Classifying instances in a data stream environment with concept drift is a challenging topic. The base learner must be adapted online to the current data. Several data mining algorithms have been adapted/used to this type of environment. In this study, two techniques are used to speed up the adaptation of an artificial neural network to the current data, increasing its predictive accuracy while detecting the concept drift sooner.
Experiments were performed to analyze how some techniques behave in different scenarios and compare them with other classifiers built to deal with data streams and concept drifts.
This study suggests two techniques to improve the classification results: an embedded concept drift detection method to identify when a change has occurred and setting the learning rate to a higher level whenever a new concept is being learned to give more weight to recent instances, with its value decreased over time.
Results indicate that gradually reducing the learning rate with an embedded concept drift detector has better statistical results than other single classifiers built to deal with data streams and concept drifts.

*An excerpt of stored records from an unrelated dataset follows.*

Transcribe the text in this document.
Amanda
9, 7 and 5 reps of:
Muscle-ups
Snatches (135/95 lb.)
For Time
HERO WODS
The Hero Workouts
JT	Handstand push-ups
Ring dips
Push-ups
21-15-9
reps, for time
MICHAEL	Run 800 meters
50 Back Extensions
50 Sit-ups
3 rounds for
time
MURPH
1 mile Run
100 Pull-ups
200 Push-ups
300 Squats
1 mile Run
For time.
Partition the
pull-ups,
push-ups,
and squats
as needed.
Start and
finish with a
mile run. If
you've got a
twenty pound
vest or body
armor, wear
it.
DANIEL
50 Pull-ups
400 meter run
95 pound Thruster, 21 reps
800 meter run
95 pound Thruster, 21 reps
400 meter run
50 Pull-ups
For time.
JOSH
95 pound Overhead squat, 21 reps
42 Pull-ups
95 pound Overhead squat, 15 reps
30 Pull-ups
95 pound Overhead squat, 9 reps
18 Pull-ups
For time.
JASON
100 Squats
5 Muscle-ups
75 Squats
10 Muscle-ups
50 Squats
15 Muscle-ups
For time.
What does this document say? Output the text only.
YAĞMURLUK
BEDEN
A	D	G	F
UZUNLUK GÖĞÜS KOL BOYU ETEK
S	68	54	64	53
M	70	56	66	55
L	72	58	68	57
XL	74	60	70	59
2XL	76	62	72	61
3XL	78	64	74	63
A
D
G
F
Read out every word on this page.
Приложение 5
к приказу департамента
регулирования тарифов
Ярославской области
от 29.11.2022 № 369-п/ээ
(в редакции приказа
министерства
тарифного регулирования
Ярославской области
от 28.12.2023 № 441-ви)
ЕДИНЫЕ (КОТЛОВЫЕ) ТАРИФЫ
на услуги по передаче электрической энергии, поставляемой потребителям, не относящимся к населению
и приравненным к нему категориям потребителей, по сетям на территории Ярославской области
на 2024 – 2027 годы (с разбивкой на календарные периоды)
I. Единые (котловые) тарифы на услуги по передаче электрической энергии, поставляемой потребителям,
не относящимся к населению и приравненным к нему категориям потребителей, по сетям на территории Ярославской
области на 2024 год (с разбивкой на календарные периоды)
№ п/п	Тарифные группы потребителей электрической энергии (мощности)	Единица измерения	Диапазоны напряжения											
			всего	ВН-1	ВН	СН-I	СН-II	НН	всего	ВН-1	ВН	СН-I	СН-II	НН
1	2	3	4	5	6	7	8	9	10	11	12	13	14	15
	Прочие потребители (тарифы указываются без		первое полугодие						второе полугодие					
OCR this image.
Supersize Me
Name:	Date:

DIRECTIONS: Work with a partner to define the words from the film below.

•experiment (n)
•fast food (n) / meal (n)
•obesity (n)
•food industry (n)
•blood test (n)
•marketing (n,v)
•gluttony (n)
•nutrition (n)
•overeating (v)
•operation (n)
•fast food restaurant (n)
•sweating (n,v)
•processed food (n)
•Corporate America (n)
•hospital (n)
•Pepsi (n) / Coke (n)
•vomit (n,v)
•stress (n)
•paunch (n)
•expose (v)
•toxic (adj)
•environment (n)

Based on the empirical results, this study provides recommendations on how to improve the multilayer perceptron in data stream environments suffering from concept drifts.
Researchers should conduct investigations to increase the number of base classifiers used in data stream environments and in situations where concept drifts occur.
The objective of this study is to increase the use of multilayer perceptrons in data stream environments suffering from concept drifts, as nowadays, Hoeffding Trees and Naive Bayes are the base classifiers mostly used.
Additional research includes adapting the online learning rate by increasing/decreasing it based on the performance of the Multilayer Perceptron. This scheme would allow the removal of parameters that must be set by the user, like learning rate upper bound and number of instances to return to the stable value.